Is a share sale the same as selling a business?

No. A share sale is one way of selling a business, but it is not the only method. In a share sale, the buyer purchases the company’s shares, thereby acquiring the entire legal entity; including its assets, liabilities, contracts, employees, and history.

By contrast, a business sale or sale of assets involves transferring selected assets, rights and obligations without selling the company as a corporate entity. This allows the seller to include or exclude specific assets, liabilities or rights.

Can you advise on a franchise sale?

Selling a franchise is fundamentally different from selling a business or asset you wholly control. Franchise agreements commonly impose transfer conditions, consent requirements, and operational obligations that must be satisfied before a sale can proceed. While franchise transactions occur frequently, they demand additional planning and a clear understanding of the franchisor’s legal requirements.
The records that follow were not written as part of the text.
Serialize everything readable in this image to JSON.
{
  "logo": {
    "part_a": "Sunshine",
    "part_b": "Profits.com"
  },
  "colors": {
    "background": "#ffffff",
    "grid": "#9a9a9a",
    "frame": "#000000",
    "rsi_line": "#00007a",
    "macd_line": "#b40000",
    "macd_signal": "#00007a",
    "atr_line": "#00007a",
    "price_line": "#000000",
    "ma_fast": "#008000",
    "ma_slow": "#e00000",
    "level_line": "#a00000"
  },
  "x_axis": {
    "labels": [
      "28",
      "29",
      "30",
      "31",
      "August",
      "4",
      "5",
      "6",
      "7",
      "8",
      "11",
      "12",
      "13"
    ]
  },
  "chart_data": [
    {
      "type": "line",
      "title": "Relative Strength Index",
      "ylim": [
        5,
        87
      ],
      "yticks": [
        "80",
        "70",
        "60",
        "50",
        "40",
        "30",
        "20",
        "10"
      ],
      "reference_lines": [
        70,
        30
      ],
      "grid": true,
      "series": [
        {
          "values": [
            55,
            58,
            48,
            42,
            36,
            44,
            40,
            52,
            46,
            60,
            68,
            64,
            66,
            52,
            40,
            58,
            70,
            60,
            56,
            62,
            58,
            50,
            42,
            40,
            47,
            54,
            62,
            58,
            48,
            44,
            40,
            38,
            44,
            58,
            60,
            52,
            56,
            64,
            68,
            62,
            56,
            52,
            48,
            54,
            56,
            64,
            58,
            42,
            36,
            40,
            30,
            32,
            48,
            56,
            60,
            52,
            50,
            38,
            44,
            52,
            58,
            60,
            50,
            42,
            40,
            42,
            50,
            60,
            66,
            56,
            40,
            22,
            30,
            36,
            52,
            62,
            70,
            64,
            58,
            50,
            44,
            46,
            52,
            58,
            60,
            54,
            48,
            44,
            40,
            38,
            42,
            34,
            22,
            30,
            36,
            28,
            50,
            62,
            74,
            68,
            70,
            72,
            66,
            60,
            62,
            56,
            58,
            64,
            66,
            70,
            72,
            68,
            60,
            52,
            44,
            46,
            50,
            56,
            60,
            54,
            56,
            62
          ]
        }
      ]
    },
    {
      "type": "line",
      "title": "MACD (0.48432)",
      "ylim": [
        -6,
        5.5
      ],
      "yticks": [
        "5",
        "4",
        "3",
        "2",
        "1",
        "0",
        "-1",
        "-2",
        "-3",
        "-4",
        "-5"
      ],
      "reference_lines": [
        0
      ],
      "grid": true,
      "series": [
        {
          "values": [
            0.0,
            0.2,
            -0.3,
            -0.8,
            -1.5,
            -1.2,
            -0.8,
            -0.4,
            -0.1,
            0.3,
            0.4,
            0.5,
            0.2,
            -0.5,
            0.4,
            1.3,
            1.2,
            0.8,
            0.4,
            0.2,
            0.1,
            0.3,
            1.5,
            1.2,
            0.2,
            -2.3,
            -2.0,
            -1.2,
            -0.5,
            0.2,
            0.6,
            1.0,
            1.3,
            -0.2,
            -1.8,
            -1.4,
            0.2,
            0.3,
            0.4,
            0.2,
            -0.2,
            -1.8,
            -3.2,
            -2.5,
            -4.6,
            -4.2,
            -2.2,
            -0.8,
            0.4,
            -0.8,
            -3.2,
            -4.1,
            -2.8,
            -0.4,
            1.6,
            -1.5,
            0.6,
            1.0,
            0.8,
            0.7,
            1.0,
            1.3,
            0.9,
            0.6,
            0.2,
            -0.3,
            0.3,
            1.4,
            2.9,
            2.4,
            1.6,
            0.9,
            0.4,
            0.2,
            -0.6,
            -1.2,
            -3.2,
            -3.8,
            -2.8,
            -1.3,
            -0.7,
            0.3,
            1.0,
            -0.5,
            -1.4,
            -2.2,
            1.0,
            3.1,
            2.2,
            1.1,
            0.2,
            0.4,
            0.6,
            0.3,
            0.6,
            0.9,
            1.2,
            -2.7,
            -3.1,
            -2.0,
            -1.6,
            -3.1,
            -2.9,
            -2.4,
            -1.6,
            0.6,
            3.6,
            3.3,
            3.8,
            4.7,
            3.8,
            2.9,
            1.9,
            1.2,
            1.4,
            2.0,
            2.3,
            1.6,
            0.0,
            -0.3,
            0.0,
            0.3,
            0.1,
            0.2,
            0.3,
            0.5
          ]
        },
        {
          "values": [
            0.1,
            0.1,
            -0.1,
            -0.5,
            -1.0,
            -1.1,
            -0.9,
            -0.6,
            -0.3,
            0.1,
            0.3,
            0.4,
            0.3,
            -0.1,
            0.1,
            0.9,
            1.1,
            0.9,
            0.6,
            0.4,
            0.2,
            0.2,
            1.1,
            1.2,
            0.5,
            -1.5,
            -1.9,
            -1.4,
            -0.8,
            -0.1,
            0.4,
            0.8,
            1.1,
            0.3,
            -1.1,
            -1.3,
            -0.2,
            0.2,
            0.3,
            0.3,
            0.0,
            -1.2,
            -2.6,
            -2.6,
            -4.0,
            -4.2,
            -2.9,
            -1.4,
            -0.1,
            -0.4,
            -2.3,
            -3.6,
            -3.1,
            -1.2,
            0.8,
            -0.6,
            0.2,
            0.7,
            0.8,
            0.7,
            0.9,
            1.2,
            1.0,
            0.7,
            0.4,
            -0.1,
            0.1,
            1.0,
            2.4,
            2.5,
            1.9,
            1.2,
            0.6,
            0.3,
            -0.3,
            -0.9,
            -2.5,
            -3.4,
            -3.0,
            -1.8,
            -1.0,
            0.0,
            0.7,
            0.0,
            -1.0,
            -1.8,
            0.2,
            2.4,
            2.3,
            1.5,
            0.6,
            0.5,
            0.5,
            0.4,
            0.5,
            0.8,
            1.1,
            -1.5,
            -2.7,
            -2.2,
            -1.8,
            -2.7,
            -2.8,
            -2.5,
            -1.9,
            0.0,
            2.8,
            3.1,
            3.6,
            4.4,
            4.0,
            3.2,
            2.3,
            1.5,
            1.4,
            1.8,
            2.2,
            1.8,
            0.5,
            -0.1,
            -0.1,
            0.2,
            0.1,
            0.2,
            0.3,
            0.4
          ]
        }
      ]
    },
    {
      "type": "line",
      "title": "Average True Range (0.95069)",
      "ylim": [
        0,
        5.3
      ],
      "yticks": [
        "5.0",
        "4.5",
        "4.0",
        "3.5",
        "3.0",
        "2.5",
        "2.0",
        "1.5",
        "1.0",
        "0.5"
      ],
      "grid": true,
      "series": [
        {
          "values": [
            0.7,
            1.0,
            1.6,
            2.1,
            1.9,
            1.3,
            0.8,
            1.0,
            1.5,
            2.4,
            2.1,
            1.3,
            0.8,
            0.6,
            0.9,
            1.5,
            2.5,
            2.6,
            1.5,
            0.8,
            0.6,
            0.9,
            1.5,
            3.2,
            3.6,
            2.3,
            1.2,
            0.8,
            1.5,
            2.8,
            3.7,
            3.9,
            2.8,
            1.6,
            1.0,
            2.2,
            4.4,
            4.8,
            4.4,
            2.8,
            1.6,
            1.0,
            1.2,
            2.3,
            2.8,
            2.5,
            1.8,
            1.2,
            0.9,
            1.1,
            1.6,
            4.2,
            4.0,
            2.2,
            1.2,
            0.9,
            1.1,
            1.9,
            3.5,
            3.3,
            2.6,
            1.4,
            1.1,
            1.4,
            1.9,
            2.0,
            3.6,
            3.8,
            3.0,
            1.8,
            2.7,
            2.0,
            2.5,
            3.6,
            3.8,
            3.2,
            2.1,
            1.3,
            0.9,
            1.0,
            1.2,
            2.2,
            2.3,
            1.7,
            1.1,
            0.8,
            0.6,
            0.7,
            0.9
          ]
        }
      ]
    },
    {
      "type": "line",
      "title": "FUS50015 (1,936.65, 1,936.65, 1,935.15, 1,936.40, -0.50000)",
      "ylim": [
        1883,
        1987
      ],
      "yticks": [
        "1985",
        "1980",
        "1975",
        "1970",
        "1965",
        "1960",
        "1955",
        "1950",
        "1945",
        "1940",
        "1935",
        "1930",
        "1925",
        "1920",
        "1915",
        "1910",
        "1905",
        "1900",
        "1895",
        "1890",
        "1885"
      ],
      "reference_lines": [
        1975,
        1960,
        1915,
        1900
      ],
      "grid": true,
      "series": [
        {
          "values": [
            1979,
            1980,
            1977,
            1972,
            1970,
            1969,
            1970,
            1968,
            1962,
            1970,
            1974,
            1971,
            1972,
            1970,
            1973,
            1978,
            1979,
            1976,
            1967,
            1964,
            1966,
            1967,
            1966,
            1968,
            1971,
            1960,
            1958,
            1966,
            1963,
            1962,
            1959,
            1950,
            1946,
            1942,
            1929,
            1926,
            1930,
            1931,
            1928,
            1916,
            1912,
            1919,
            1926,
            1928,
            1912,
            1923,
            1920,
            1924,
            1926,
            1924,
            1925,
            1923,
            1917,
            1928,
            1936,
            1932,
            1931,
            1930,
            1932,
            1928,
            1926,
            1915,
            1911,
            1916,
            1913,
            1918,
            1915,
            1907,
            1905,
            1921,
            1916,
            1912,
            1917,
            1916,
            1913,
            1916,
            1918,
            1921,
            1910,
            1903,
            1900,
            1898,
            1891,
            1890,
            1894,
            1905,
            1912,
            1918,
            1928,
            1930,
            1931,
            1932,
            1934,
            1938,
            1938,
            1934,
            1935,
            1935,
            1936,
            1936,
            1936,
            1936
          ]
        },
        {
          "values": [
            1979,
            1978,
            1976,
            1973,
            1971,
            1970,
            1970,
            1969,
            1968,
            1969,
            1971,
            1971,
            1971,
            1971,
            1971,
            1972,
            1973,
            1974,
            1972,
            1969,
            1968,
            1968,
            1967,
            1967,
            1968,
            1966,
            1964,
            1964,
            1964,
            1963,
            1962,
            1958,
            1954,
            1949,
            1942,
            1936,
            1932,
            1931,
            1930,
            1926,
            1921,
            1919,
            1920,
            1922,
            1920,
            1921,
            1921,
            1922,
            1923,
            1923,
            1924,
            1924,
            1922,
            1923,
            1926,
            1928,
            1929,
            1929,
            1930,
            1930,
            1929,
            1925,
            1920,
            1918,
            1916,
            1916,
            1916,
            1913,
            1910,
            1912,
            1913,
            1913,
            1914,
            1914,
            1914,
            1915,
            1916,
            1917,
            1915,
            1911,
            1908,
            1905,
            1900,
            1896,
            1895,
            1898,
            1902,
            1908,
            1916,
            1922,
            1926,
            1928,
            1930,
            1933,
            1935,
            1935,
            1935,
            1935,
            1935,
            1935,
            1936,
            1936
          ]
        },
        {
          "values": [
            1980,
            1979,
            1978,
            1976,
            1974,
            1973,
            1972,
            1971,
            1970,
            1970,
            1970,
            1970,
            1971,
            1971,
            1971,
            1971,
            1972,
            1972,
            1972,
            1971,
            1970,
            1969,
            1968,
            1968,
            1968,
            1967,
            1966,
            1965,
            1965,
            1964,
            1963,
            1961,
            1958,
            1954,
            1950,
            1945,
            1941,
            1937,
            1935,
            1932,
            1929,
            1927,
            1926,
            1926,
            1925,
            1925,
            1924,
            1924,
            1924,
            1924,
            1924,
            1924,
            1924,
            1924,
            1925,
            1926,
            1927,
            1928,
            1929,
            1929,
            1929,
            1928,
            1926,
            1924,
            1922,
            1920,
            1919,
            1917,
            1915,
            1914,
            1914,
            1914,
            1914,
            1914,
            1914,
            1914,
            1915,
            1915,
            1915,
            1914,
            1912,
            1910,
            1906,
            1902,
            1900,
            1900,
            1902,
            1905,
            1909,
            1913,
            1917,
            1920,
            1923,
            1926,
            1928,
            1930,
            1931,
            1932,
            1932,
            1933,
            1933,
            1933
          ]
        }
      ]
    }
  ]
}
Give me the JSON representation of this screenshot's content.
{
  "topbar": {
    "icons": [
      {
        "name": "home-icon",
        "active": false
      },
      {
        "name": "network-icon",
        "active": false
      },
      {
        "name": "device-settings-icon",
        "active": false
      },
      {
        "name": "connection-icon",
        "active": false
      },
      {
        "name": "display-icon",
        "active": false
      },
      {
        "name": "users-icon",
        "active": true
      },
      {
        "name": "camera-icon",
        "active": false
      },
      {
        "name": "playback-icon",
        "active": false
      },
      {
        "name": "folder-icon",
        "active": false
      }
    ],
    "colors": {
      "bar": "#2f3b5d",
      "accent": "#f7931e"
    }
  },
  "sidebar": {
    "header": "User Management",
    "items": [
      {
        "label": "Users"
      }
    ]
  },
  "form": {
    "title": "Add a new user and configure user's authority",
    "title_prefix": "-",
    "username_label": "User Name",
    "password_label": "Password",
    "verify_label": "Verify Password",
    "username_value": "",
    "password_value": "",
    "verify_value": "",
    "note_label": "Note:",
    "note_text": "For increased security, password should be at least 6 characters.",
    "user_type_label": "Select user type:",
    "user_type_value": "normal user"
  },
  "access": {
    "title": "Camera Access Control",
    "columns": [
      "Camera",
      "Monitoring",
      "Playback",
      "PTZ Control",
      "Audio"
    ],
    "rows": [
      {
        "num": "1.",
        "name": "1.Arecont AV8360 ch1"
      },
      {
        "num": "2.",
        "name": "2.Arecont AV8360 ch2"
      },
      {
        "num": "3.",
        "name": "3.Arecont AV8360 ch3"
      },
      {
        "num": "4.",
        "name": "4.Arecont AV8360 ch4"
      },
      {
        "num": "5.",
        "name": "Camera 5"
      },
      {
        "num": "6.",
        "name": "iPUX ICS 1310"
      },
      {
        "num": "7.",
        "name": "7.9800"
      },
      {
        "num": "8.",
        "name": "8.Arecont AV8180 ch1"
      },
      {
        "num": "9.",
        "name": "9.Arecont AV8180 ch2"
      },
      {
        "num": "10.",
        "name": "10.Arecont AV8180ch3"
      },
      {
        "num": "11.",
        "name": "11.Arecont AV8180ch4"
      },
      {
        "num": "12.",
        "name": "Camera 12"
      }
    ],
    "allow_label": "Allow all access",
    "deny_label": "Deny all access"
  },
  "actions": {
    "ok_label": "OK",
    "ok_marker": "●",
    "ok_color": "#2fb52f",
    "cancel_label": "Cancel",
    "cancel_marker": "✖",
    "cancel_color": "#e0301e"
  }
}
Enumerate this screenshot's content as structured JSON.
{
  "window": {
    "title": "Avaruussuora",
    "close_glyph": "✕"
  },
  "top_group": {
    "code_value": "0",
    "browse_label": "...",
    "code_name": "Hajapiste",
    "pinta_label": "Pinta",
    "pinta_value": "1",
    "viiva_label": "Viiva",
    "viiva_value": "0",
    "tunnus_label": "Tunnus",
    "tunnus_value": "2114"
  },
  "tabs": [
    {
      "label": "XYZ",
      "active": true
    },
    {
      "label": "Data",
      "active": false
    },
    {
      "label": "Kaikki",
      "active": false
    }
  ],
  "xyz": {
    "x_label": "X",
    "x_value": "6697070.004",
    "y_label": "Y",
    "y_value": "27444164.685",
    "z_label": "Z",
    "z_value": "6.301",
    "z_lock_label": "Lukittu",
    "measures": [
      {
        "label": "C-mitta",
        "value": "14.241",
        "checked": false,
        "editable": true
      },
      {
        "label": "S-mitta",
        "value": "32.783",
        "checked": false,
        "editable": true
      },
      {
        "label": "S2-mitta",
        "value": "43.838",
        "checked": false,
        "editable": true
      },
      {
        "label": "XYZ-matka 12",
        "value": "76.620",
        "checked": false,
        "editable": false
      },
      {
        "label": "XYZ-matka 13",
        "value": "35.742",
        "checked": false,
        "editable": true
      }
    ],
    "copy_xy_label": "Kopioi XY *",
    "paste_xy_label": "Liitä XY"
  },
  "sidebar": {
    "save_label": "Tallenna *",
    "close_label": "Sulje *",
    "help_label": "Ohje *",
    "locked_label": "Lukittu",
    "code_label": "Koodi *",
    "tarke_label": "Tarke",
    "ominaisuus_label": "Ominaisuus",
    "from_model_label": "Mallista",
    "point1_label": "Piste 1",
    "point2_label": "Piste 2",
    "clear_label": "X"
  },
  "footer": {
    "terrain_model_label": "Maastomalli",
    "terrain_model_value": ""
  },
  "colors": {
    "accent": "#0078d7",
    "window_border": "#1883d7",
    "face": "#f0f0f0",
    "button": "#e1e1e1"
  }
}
If you are considering selling a franchise, it is essential to obtain professional advice to ensure compliance and protect your commercial position.

What about a distressed asset sale?

Distressed asset sales involve the sale of a business or asset at a price below market value, typically undertaken when the owner is facing financial or operational difficulties. These transactions carry heightened legal and commercial risk.

If not structured correctly, a distressed sale may expose the seller to significant issues, including claims of a creditor-defeating disposition under the Corporations Act 2001 (Cth) or challenges relating to an inability to transfer a clear and unencumbered title.

It is important to determine whether there are legal or practical barriers to selling the asset, such as registered securities, liens, PPSA interests, or contractual restrictions that may prevent the transfer or grant another party priority rights.

In collaboration with our legal partners, we help clients navigate the complexities of distressed asset sales. Our advice covers regulatory compliance, creditor considerations, valuation impacts, and the structuring of sale terms to minimise risk and achieve the most commercially viable outcome in challenging circumstances.

Not all distressed assets can be sold.

Can you replace a broker or a solicitor?

No. Auscorporate does not replace brokers or solicitors. Our role is to provide strategic, financial and commercial advisory support to business and asset sales. We remain independent of brokers and, where required, assist clients in identifying and selecting a suitable broker based on the nature of the transaction.

We work alongside client-appointed legal advisors or, if preferred, coordinate with our legal partners. In all cases, we support the legal process by preparing clear briefs, managing instructions and acting as the client’s agent throughout negotiations. Our transaction experience ensures legal engagement is focused, efficient and aligned with the strategic and commercial objectives of the sale.

Can you help if a deal collapses?

Yes. Sometimes buyers get cold feet during due diligence, can’t agree a price or fail to transact. This can be very distressing for the seller and requires an objective review to reposition the business or asset for sale. During risky transactions, we can provide advice on security and guarantees that can lower the impact of a deal collapse.


Can you help me work out what to do after a sale?

Yes. Many founders and business owners experience a period of uncertainty following the completion of a sale. It is common to reassess priorities, consider new opportunities, or simply need time to determine the next step. We support clients during this transition by acting as a trusted sounding board, helping them clarify their goals, explore new ventures, and re-engage with the market in a deliberate and informed way.